Najlepszy okres dla HTC rozpoczął się po debiucie pierwszych urządzeń z systemem Android. W ciągu trzech lat firma sukcesywnie umacniała pozycję na większości światowych rynków. Jakiś czas temu pojawiła się informacja, że tajwański koncern stał się liderem wśród producentów smartfonów w Stanach z prawie 25% udziałem w rynku.

Nieco wcześniej zostaliśmy poinformowani, że sprzedaż telefonów HTC w trzecim kwartale tego roku zwiększyła się o 93% względem roku ubiegłego, a przychody wzrosły w tym samym czasie o 79,1%. Pod względem liczby wprowadzonych do sprzedaży smartfonów koncern zbliżył się do Nokii, która zajmuje obecnie trzecią pozycję.

Po sześciu obfitych kwartałach mogą jednak nastać trudne czasy. Koncern obniżył prognozy na ostatni kwartał tego roku, a niewątpliwy sukces w Stanach Zjednoczonych przyćmiły doniesienia o możliwym zakazie sprzedaży produktów HTC w USA (zakazie, trzeba dodać, raczej teoretycznym).

Sytuacja na polskim rynku

Z danych zebranych przez Canalys wynika, że Nokia w trzecim kwartale 2011 roku wprowadziła na rynek o 7% więcej urządzeń niż w drugim kwartale, co może oznaczać przełamanie złego trendu.
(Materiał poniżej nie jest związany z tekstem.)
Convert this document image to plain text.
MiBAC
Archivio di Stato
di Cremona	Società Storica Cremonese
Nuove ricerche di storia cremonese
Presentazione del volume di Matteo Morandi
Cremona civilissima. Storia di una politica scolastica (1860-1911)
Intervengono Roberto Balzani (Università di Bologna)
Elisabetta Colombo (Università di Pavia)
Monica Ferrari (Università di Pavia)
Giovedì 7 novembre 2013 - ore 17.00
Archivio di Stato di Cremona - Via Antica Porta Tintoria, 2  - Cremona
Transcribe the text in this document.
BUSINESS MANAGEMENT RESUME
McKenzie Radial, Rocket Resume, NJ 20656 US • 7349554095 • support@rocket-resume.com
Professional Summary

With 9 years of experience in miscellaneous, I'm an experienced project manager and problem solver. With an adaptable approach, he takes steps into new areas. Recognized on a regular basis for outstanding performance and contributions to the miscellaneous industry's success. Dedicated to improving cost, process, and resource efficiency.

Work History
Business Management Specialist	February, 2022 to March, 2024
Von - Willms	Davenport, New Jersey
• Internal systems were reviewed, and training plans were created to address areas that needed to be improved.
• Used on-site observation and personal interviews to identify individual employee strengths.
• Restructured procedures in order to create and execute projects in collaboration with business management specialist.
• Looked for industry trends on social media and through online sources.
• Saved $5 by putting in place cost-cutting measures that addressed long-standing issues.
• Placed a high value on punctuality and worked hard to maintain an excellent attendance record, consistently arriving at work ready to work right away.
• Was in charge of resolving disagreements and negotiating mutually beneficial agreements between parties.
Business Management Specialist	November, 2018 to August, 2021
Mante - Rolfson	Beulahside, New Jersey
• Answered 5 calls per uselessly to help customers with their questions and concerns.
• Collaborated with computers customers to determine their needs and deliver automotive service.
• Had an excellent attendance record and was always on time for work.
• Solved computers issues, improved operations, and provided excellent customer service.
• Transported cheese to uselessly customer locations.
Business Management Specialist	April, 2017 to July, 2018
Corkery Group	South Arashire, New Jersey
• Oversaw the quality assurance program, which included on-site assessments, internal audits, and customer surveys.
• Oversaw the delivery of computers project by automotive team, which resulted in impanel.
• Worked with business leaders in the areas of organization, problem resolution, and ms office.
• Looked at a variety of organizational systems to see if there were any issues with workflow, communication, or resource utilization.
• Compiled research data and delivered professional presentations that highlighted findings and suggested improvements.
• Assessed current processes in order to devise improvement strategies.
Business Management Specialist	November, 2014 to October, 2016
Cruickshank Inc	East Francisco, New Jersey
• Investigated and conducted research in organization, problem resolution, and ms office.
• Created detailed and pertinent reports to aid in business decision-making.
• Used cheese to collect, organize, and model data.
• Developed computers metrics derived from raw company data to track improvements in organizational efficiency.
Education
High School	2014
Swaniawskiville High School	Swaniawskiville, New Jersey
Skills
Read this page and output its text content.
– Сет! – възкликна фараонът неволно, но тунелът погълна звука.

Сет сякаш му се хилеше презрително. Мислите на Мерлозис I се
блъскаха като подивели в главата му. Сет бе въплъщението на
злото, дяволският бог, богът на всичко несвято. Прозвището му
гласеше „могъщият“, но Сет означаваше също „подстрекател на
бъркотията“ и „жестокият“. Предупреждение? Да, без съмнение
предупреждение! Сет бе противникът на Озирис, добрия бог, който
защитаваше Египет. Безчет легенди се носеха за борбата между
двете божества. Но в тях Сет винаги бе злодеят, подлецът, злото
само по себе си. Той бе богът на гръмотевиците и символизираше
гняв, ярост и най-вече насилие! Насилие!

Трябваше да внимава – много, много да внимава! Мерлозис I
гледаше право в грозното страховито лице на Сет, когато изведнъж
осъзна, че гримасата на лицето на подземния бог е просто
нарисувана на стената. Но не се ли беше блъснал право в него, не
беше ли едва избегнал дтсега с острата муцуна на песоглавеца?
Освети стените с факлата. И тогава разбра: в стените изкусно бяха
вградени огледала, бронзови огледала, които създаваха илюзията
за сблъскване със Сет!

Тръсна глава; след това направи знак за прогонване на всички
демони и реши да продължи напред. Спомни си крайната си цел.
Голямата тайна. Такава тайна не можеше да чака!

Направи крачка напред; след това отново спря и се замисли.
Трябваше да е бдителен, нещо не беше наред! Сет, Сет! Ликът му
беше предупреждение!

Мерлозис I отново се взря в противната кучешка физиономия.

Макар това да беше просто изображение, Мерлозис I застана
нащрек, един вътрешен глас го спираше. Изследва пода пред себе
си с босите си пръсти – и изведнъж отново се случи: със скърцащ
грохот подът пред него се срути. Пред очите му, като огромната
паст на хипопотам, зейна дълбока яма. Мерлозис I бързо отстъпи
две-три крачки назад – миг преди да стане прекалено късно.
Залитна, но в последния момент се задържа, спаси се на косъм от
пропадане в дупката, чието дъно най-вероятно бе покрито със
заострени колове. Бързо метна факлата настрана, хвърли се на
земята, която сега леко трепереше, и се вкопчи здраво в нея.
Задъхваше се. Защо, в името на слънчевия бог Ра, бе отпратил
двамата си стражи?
Jednak względem rekordowego, trzeciego kwartału 2010 roku jej udział zmniejszył się o 150 tys. smartfonów (Q3 2010 - ponad 549 tys.; Q3 2011 - ponad 295 tys.).

Nadal jest liderem na polskim rynku, jednak Samsung skraca dystans (w porównaniu z Q2 wprowadził o ponad 30% więcej smartfonów) i z niemałym prawdopodobieństwem zostanie numerem jeden tego segmentu.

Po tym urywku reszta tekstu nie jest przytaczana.